To discourage potential predators, pacas also utilize vocal sounds and clench their teeth to make loud and sinister sounds. A male is also capable of roaring and putting up a fierce fight to defend his range. When a combat becomes necessary, pacas fight by standing head to head and gnawing each other with their big incisors. Like agoutis, male pacas mark prospective mates by spraying urine on them.

Paca Costa Rica - Tepesquintle

Mating season for the paca can vary considerably. The female Paca usually gives birth to one offspring after a gestation period of about 114 to 119 days. There is possibility that female may have multiple pregnancies during a year. The young ones have been recorded to stay with their mothers for approximately 3 months before venturing out independently.

The spotted paca is a nocturnal and solitary mammal, and is rarely seen in the day or spotted in large groups. It is also rare for them to make much noise (other than if they are provoked or threatened) as they are reasonably quieter animals. Pacas mostly live in forests, mainly in the vicinity of water bodies. They dig burrows which are approximately 7 feet long and below the ground. The spotted paca runs towards the river when threatened as they are excellent swimmers. Pacas eat fruits and other parts of the plant, their favorite being avocados.
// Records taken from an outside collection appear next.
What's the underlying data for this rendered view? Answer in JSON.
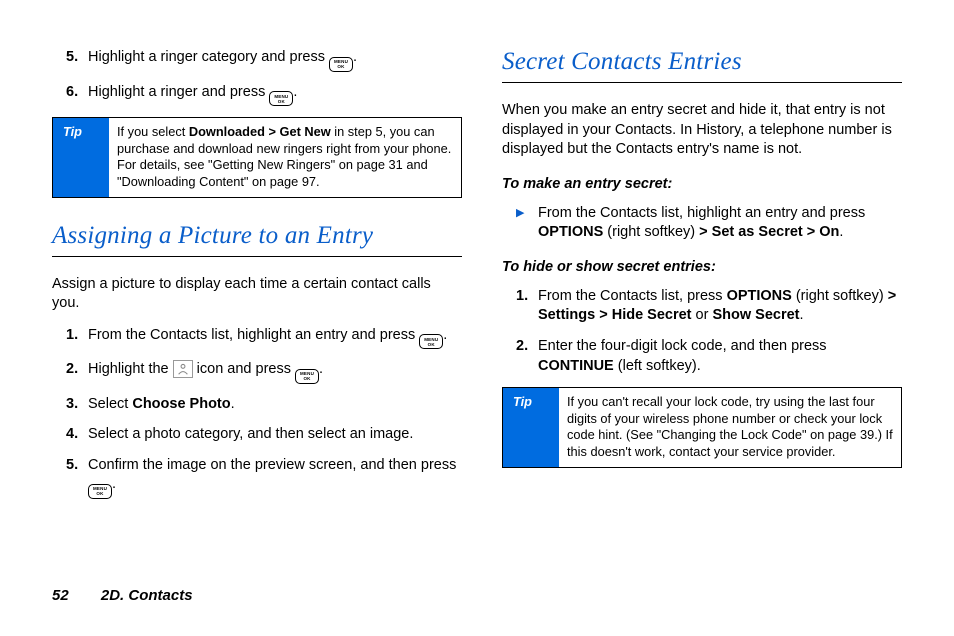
{
  "left": {
    "step5_a": "Highlight a ringer category and press ",
    "step5_b": ".",
    "step6_a": "Highlight a ringer and press ",
    "step6_b": ".",
    "tip_label": "Tip",
    "tip_a": "If you select ",
    "tip_b": "Downloaded > Get New",
    "tip_c": " in step 5, you can purchase and download new ringers right from your phone. For details, see \"Getting New Ringers\" on page 31 and \"Downloading Content\" on page 97.",
    "h2": "Assigning a Picture to an Entry",
    "intro": "Assign a picture to display each time a certain contact calls you.",
    "s1_a": "From the Contacts list, highlight an entry and press ",
    "s1_b": ".",
    "s2_a": "Highlight the ",
    "s2_b": " icon and press ",
    "s2_c": ".",
    "s3_a": "Select ",
    "s3_b": "Choose Photo",
    "s3_c": ".",
    "s4": "Select a photo category, and then select an image.",
    "s5_a": "Confirm the image on the preview screen, and then press ",
    "s5_b": "."
  },
  "right": {
    "h2": "Secret Contacts Entries",
    "intro": "When you make an entry secret and hide it, that entry is not displayed in your Contacts. In History, a telephone number is displayed but the Contacts entry's name is not.",
    "sub1": "To make an entry secret:",
    "b1_a": "From the Contacts list, highlight an entry and press ",
    "b1_b": "OPTIONS",
    "b1_c": " (right softkey) ",
    "b1_d": "> Set as Secret > On",
    "b1_e": ".",
    "sub2": "To hide or show secret entries:",
    "r1_a": "From the Contacts list, press ",
    "r1_b": "OPTIONS",
    "r1_c": " (right softkey) ",
    "r1_d": "> Settings > Hide Secret",
    "r1_e": " or ",
    "r1_f": "Show Secret",
    "r1_g": ".",
    "r2_a": "Enter the four-digit lock code, and then press ",
    "r2_b": "CONTINUE",
    "r2_c": " (left softkey).",
    "tip_label": "Tip",
    "tip": "If you can't recall your lock code, try using the last four digits of your wireless phone number or check your lock code hint. (See \"Changing the Lock Code\" on page 39.) If this doesn't work, contact your service provider."
  },
  "footer": {
    "page": "52",
    "section": "2D. Contacts"
  }
}
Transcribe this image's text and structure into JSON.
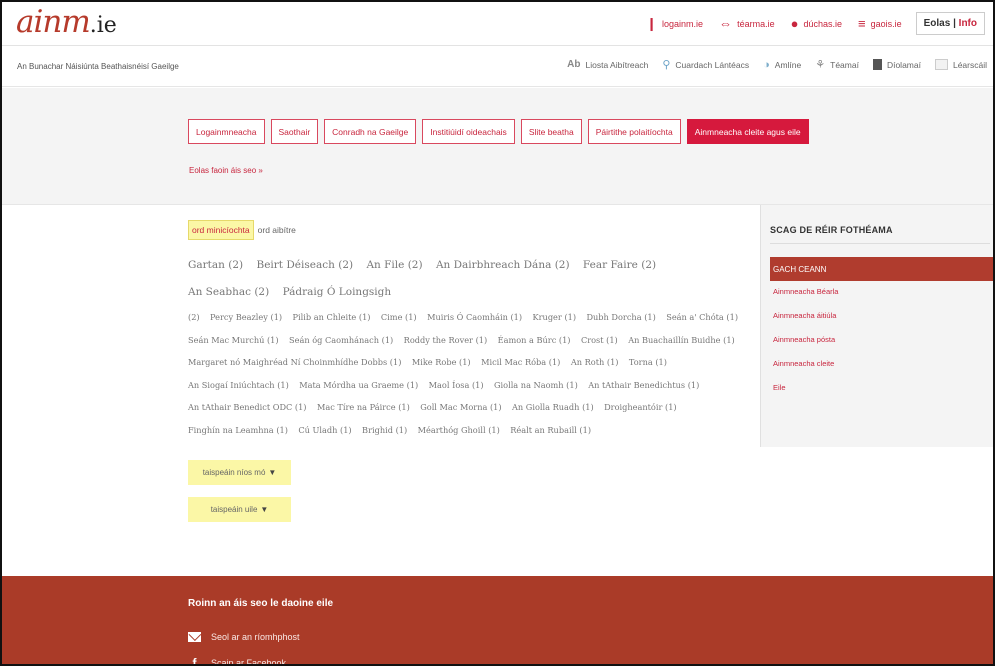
{
  "logo": {
    "text": "ainm",
    "suffix": ".ie"
  },
  "sites": [
    {
      "label": "logainm.ie",
      "icon": "logainm-icon"
    },
    {
      "label": "téarma.ie",
      "icon": "tearma-icon"
    },
    {
      "label": "dúchas.ie",
      "icon": "duchas-icon"
    },
    {
      "label": "gaois.ie",
      "icon": "gaois-icon"
    }
  ],
  "eolas": {
    "ga": "Eolas",
    "sep": "|",
    "en": "Info"
  },
  "nav": {
    "sitename": "An Bunachar Náisiúnta Beathaisnéisí Gaeilge",
    "links": [
      {
        "label": "Liosta Aibítreach",
        "icon": "ab-icon"
      },
      {
        "label": "Cuardach Lántéacs",
        "icon": "search-icon"
      },
      {
        "label": "Amlíne",
        "icon": "timeline-icon"
      },
      {
        "label": "Téamaí",
        "icon": "tree-icon"
      },
      {
        "label": "Díolamaí",
        "icon": "book-icon"
      },
      {
        "label": "Léarscáil",
        "icon": "map-icon"
      }
    ]
  },
  "categories": [
    "Logainmneacha",
    "Saothair",
    "Conradh na Gaeilge",
    "Institiúidí oideachais",
    "Slite beatha",
    "Páirtithe polaitíochta",
    "Ainmneacha cleite agus eile"
  ],
  "eolas_link": "Eolas faoin áis seo »",
  "sort": {
    "frequency": "ord minicíochta",
    "alpha": "ord aibítre"
  },
  "cloud_line1": [
    {
      "name": "Gartan",
      "count": "(2)"
    },
    {
      "name": "Beirt Déiseach",
      "count": "(2)"
    },
    {
      "name": "An File",
      "count": "(2)"
    },
    {
      "name": "An Dairbhreach Dána",
      "count": "(2)"
    },
    {
      "name": "Fear Faire",
      "count": "(2)"
    },
    {
      "name": "An Seabhac",
      "count": "(2)"
    },
    {
      "name": "Pádraig Ó Loingsigh",
      "count": ""
    }
  ],
  "cloud_rest": [
    {
      "name": "",
      "count": "(2)"
    },
    {
      "name": "Percy Beazley",
      "count": "(1)"
    },
    {
      "name": "Pilib an Chleite",
      "count": "(1)"
    },
    {
      "name": "Cime",
      "count": "(1)"
    },
    {
      "name": "Muiris Ó Caomháin",
      "count": "(1)"
    },
    {
      "name": "Kruger",
      "count": "(1)"
    },
    {
      "name": "Dubh Dorcha",
      "count": "(1)"
    },
    {
      "name": "Seán a' Chóta",
      "count": "(1)"
    },
    {
      "name": "Seán Mac Murchú",
      "count": "(1)"
    },
    {
      "name": "Seán óg Caomhánach",
      "count": "(1)"
    },
    {
      "name": "Roddy the Rover",
      "count": "(1)"
    },
    {
      "name": "Éamon a Búrc",
      "count": "(1)"
    },
    {
      "name": "Crost",
      "count": "(1)"
    },
    {
      "name": "An Buachaillín Buidhe",
      "count": "(1)"
    },
    {
      "name": "Margaret nó Maighréad Ní Choinmhídhe Dobbs",
      "count": "(1)"
    },
    {
      "name": "Mike Robe",
      "count": "(1)"
    },
    {
      "name": "Micil Mac Róba",
      "count": "(1)"
    },
    {
      "name": "An Roth",
      "count": "(1)"
    },
    {
      "name": "Torna",
      "count": "(1)"
    },
    {
      "name": "An Siogaí Iniúchtach",
      "count": "(1)"
    },
    {
      "name": "Mata Mórdha ua Graeme",
      "count": "(1)"
    },
    {
      "name": "Maol Íosa",
      "count": "(1)"
    },
    {
      "name": "Giolla na Naomh",
      "count": "(1)"
    },
    {
      "name": "An tAthair Benedichtus",
      "count": "(1)"
    },
    {
      "name": "An tAthair Benedict ODC",
      "count": "(1)"
    },
    {
      "name": "Mac Tíre na Páirce",
      "count": "(1)"
    },
    {
      "name": "Goll Mac Morna",
      "count": "(1)"
    },
    {
      "name": "An Giolla Ruadh",
      "count": "(1)"
    },
    {
      "name": "Droigheantóir",
      "count": "(1)"
    },
    {
      "name": "Finghín na Leamhna",
      "count": "(1)"
    },
    {
      "name": "Cú Uladh",
      "count": "(1)"
    },
    {
      "name": "Brighid",
      "count": "(1)"
    },
    {
      "name": "Méarthóg Ghoill",
      "count": "(1)"
    },
    {
      "name": "Réalt an Rubaill",
      "count": "(1)"
    }
  ],
  "buttons": {
    "more": "taispeáin níos mó",
    "all": "taispeáin uile",
    "arrow": "▼"
  },
  "sidebar": {
    "title": "SCAG DE RÉIR FOTHÉAMA",
    "all": "GACH CEANN",
    "items": [
      "Ainmneacha Béarla",
      "Ainmneacha áitiúla",
      "Ainmneacha pósta",
      "Ainmneacha cleite",
      "Eile"
    ]
  },
  "footer": {
    "title": "Roinn an áis seo le daoine eile",
    "email": "Seol ar an ríomhphost",
    "facebook": "Scaip ar Facebook"
  },
  "colors": {
    "accent": "#c8263e",
    "active_cat": "#d6193d",
    "footer": "#aa3b28",
    "highlight": "#fbf7a6"
  }
}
The lowland paca’s status in the wild is threatened due to it being a pest it many parts of the country. The paca is known to destroy sugarcane, corn and other crops. These small mammals are also hunted for their delectable meat. Despite this, the paca has several protected reserves to breed in, and hence is not gravely affected by the prospect of extinction.

Pacas are monogamous in nature, and each couple shares an area of about 7.5 acres of land. Paca pairs often forage for food separately and stay apart. Mating occurs all through the year and begins when the male initiates a hop like dance ritual, complete with twists to spray urine on the female. The female will avoid the male at first, and may even take to attacking him, but eventually stoops low to the ground to celebrate his apporach. Pacas generally have one or two litters per year, and their gestation period averages about 3.5 months. Females usually give birth to a single offspring. While babies wean till 3 months, they live with the mother till fully grown. Paca females reach sexual maturity around nine months of age, while males become sexually active after a year. Their lifespan is 13 years in the wild.